Tobago’s TTUTA head Claudette Governor told those in attendance that Tobagonians needed to view teachers as critical to education and national development.
“We must all stand for well resourced, safe, and secure schools, which are not physically dilapidated and scanty but which provide a proper learning environment for our students and good working conditions for our teachers,” Governor said. She encouraged parents and the national community to help teachers in nurturing students.
Governor said the CPO was preparing a document for TTUTA about the application of data collected in a recent External Labour Market Survey. TTUTA’s main concern was that all positions in the teaching services receive a salary as close as possible to the corresponding survey. The CPO’s prime concerns include affordability and sustainability of teacher’s salaries, as well as the relationships between pay grades.
Negotiations have been in progress for more than two and a half years.

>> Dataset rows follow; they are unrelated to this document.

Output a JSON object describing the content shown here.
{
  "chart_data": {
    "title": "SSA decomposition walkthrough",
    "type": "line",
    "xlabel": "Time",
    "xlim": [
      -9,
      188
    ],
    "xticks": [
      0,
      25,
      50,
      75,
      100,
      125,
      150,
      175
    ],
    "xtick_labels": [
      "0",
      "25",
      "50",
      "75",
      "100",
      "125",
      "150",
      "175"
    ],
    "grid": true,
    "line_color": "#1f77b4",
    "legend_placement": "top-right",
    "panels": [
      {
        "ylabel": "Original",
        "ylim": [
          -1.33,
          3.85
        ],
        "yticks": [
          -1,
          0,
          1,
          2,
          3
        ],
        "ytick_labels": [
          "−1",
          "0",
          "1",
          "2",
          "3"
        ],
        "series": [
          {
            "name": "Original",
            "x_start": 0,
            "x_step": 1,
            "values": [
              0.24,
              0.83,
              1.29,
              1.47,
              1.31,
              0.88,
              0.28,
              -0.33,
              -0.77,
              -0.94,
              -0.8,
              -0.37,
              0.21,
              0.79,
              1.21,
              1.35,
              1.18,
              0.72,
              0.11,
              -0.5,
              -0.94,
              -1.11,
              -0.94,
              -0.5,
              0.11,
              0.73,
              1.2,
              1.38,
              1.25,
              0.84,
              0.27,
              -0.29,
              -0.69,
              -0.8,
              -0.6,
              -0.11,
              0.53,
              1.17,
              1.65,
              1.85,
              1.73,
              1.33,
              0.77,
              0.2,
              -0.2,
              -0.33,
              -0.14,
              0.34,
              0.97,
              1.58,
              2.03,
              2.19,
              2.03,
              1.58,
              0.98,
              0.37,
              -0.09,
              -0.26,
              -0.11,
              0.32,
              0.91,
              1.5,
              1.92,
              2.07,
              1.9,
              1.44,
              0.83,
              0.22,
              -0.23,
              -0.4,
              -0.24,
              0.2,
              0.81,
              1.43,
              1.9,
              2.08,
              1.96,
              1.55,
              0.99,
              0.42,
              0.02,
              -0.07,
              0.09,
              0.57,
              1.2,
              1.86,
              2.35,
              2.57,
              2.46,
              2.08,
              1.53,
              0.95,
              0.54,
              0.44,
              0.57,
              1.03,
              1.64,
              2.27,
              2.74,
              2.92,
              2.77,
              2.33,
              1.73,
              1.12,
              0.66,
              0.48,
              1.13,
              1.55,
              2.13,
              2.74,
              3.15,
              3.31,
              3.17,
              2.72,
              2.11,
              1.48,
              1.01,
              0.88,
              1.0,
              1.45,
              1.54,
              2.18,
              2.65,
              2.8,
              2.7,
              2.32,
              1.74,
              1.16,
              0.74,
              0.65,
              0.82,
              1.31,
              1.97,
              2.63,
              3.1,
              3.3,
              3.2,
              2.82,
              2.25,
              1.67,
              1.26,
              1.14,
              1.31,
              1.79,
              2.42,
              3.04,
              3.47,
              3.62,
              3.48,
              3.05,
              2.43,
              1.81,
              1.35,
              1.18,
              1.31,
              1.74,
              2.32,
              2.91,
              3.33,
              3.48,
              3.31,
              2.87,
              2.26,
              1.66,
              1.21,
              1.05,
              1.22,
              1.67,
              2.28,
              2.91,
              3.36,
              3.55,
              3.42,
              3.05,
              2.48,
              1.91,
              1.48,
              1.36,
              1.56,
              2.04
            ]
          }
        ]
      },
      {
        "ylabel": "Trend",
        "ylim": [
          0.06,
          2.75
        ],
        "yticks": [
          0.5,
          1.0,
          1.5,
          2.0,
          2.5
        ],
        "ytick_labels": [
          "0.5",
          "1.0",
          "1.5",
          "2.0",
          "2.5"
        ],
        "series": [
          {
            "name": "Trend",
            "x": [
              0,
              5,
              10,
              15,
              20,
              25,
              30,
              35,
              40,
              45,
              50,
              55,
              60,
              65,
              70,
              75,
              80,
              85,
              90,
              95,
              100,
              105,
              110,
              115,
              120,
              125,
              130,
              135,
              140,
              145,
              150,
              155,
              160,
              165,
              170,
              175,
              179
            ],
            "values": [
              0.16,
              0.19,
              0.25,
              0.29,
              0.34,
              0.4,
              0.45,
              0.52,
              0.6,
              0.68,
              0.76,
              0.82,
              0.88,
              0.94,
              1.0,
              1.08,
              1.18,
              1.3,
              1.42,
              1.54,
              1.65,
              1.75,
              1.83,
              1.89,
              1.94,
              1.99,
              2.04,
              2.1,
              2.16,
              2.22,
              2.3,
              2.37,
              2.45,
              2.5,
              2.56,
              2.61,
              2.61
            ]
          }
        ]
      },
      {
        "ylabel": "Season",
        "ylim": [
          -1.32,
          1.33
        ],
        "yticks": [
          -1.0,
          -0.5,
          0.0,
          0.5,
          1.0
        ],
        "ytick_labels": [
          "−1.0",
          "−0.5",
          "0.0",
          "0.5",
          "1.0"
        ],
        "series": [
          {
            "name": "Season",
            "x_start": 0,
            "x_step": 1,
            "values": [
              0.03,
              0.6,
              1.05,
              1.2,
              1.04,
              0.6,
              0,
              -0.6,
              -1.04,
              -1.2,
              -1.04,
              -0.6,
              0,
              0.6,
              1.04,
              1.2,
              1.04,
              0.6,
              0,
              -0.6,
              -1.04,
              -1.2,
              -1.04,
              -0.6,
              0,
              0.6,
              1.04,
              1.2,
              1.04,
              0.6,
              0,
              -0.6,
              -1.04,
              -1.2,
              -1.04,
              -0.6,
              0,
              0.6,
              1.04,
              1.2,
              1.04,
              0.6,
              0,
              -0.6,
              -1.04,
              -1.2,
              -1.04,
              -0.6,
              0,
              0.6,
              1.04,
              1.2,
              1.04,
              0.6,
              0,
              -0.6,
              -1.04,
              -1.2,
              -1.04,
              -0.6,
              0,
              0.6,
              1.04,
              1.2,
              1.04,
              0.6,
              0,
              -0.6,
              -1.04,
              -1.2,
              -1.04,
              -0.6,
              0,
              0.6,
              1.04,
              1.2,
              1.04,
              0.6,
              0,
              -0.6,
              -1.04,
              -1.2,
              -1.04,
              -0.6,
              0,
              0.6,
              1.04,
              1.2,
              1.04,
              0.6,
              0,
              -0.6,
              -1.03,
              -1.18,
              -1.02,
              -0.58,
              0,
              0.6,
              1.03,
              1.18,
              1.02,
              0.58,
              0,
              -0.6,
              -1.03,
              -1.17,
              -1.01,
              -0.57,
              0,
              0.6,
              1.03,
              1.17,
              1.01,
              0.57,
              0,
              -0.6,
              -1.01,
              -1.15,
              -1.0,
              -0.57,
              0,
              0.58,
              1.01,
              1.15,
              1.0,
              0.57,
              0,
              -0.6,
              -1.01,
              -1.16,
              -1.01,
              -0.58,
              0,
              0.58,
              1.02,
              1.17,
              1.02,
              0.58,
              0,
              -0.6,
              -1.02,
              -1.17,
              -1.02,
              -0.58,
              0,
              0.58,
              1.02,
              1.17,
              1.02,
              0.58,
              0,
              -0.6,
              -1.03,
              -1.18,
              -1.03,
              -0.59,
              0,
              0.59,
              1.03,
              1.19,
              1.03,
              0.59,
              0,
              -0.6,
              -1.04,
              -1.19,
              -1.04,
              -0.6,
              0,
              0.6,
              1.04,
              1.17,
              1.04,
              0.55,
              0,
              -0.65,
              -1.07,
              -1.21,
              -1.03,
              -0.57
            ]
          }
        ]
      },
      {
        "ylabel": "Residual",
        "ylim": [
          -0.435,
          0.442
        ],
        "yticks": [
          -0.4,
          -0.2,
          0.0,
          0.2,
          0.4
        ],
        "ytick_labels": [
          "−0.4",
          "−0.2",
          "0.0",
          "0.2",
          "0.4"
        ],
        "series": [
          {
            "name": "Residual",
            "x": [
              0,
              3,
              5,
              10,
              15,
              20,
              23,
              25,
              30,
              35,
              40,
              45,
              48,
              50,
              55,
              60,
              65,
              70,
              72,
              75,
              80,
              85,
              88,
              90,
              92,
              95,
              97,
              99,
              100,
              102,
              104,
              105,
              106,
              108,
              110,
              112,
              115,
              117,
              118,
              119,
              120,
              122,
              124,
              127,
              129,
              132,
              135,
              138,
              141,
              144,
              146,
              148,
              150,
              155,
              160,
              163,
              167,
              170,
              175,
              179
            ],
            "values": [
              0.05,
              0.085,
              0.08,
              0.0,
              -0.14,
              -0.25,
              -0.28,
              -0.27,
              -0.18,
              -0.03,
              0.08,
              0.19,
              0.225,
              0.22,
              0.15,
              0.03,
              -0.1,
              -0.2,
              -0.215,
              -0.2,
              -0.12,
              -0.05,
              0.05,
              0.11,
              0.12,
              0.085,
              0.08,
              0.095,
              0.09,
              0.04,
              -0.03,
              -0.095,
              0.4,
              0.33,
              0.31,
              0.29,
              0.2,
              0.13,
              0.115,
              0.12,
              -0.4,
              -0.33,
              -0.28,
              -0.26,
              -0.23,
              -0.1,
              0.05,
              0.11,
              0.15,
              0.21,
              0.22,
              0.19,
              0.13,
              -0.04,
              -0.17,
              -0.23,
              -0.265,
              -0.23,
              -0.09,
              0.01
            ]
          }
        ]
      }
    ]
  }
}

Governor said TTUTA was committed to the use of the survey because it brought superior salary increases which would not be obtained through salary percentages. Secretary for the Division of Education, Youth Affairs and Sport Whitney Alfred inducted new teachers at the convention.
“Tobago today is not the Tobago that it was 50 years ago,” he said. “Our society, our nation, our twin island state, seems to be spiralling out of control into an abyss, a bottomless pit. The institutions to reverse this dangerous trend are our schools, the church, the home, and the family.”
Alfred assured teachers the division was indeed taking a stand for them. The division planned to create additional teaching and administrative posts for secondary school teachers. Alfred said he made a “verbal request for a portion of land, which is being purchased, for the relocation of the Scarborough Secondary School.” He also said $2 million had been allocated for reconstruction of the Scarborough RC School.